老衰の躍進
厚生労働省が今年6月に発表した2018年の人口動態統計の結果、死因の1位、2位はこれまで同様がんと心疾患でしたが、老衰が脳血管疾患を抜いて初の3位となりました。死亡診断書上の死因として老衰は、ここ10年ほど右肩上がりで上昇し続けています。
この上昇については、近年策定された肺炎診療ガイドラインの影響で、加齢による衰弱状態で誤嚥性肺炎などをおこして死亡した場合の死因を肺炎ではなく老衰とする医師が増加していることも一因とみられています。とはいえ、特別な病気で死亡するのではなく生物学的な寿命ともいえる老衰で人生を終える方が増えているのは間違いないでしょう。

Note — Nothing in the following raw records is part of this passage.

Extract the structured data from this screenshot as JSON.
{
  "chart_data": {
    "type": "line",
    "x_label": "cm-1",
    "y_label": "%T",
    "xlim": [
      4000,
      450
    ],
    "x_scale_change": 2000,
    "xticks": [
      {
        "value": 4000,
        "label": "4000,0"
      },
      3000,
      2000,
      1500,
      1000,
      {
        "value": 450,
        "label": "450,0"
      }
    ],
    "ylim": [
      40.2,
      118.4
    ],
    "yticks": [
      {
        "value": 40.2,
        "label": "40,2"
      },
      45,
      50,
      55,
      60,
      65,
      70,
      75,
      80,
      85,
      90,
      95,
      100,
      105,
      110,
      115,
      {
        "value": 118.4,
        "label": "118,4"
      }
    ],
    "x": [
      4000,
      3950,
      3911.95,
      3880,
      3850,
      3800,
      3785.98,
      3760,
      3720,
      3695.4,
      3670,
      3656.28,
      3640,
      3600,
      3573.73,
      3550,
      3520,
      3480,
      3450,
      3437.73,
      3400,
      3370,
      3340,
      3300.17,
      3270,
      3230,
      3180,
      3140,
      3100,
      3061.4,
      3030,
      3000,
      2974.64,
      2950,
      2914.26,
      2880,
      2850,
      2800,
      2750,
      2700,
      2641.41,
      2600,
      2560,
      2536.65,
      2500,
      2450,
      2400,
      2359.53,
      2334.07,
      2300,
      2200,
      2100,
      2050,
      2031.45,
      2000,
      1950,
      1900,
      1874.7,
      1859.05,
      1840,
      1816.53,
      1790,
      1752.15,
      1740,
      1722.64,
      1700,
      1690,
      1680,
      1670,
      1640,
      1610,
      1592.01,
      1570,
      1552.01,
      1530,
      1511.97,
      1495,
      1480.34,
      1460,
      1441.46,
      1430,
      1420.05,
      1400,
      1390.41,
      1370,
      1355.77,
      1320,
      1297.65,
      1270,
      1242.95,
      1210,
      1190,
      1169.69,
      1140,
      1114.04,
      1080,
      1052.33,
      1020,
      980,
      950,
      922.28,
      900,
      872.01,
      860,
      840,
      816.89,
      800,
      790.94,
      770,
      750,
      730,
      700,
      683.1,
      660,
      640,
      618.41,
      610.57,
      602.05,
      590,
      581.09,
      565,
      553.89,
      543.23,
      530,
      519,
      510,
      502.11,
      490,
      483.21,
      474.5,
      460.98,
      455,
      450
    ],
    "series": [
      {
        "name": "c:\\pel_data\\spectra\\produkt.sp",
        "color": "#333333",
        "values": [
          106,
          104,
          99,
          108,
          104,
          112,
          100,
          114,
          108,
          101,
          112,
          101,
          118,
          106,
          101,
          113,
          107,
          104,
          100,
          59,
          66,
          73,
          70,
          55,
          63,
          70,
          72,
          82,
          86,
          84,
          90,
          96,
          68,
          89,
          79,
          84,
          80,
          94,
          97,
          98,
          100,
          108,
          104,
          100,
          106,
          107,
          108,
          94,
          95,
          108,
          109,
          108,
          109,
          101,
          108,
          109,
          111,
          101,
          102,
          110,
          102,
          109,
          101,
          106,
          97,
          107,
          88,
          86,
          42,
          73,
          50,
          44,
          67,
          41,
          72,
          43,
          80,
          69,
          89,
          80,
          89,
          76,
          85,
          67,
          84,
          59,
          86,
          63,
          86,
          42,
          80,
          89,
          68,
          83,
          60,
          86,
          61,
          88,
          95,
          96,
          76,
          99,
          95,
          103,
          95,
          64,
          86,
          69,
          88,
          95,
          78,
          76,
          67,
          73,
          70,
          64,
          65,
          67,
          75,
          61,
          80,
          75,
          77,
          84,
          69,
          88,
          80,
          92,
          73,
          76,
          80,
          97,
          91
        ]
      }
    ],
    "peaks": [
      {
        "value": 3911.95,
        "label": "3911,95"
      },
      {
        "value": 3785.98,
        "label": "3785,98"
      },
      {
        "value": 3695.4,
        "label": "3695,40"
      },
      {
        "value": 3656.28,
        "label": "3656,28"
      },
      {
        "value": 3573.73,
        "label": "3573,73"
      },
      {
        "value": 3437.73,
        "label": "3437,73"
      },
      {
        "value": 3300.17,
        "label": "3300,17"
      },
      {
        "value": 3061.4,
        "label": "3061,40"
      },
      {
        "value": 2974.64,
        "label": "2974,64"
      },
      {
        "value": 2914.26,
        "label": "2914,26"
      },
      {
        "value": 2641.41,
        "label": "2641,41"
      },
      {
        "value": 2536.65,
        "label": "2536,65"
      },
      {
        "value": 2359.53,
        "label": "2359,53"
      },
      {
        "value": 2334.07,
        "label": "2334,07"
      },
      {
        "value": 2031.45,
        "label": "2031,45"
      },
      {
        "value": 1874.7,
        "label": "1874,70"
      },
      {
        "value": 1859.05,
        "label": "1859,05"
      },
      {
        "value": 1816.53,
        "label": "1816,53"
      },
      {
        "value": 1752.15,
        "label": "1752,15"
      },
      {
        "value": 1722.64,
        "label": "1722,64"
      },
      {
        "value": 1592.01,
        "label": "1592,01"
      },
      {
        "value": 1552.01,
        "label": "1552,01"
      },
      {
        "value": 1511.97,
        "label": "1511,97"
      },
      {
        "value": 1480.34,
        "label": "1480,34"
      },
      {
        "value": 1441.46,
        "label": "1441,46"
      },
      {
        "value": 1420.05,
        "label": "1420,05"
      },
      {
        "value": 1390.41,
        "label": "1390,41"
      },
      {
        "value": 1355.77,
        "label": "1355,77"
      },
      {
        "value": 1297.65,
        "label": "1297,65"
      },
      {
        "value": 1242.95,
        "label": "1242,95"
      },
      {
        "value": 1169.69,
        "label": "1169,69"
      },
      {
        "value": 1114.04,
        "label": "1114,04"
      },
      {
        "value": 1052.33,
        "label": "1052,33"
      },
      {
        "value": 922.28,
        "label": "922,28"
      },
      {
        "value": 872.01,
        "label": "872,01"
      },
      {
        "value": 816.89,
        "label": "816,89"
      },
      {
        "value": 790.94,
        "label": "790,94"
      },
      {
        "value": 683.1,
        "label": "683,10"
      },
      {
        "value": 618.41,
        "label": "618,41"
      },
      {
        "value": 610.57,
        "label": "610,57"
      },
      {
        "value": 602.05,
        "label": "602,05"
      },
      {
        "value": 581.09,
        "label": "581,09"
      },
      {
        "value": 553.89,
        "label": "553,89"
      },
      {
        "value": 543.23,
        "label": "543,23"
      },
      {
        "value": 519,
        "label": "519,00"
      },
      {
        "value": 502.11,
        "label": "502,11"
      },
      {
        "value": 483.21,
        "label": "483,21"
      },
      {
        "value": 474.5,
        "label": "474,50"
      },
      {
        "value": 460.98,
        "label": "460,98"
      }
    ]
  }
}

「天寿を全うする」とか「大往生」などと例えられることが多い老衰死は、生の終わり方としては望ましい形と言えます。意外なことに、時代をさかのぼると戦前の方がむしろ老衰による死亡率は高かったようです。これは平均寿命が短かかったからに他ならず、がんや心疾患などを発症して直接死因として亡くなる前に老衰で亡くなってしまう人が多かったということです。寿命の延長とともに今度は高齢者に多く発症する致死的な病気が増加してきたわけですが、今後の医療の進歩とともに病死が減っていけば老衰死の比率はより一層高まっていくことになります。

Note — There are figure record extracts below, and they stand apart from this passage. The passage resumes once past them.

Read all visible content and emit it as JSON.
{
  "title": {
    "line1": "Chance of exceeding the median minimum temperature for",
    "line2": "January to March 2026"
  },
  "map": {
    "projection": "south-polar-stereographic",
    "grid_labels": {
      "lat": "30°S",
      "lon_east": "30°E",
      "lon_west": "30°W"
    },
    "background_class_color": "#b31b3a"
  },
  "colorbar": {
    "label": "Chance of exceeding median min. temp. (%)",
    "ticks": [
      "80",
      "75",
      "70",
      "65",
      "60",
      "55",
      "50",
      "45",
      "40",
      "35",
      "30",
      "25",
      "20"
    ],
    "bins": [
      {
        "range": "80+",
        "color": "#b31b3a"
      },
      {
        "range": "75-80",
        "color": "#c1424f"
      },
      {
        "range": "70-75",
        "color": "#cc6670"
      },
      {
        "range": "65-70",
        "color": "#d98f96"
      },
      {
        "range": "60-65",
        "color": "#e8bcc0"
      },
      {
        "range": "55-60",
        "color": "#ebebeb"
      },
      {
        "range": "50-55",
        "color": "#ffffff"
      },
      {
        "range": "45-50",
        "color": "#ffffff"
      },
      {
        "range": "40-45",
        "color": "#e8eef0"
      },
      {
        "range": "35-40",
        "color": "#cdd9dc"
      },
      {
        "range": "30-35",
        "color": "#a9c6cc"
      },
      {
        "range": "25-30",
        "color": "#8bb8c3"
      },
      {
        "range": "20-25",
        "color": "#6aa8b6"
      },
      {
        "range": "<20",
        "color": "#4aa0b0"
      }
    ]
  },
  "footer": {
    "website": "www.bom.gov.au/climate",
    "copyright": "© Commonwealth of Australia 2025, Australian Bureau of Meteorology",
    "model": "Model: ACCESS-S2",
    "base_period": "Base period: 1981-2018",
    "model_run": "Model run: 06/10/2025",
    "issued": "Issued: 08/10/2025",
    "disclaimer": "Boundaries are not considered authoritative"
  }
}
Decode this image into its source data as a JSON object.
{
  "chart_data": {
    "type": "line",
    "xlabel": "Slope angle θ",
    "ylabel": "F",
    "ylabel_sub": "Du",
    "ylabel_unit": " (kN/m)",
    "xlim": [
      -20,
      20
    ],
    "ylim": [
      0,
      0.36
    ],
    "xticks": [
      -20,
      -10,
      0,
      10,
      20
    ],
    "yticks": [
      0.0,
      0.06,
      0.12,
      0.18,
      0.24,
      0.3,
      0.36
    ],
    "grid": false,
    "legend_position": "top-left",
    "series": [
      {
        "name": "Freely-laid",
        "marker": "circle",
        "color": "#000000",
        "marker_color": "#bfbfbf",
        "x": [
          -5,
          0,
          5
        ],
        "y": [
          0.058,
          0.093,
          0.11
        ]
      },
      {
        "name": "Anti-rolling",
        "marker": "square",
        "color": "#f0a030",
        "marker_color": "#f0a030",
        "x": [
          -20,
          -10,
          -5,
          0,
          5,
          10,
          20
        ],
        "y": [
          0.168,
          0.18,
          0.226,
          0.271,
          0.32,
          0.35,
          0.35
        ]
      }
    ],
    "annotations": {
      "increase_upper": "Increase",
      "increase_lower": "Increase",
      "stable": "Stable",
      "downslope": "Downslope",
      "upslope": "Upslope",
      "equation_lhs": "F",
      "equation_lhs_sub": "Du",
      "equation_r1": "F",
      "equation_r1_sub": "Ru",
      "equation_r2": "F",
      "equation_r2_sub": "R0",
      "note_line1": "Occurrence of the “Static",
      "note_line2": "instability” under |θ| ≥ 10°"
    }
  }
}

今や世界に冠たる長寿大国である日本ですが、明治時代の平均寿命は男性42.8歳、女性は44.3歳でした。内閣府公表の高齢社会白書「平均寿命の将来推計」によると平均寿命は今後も延びると予想され、2060年には男性は84.19歳に、女性は90.93歳になるとされています。また昨年の集計では100歳以上の高齢者の方は国内に約7万人もいらっしゃいます。人間は一体何歳まで生きれるようになるのか? タイムマシンがあるなら遠い未来まで確かめに行きたいところです。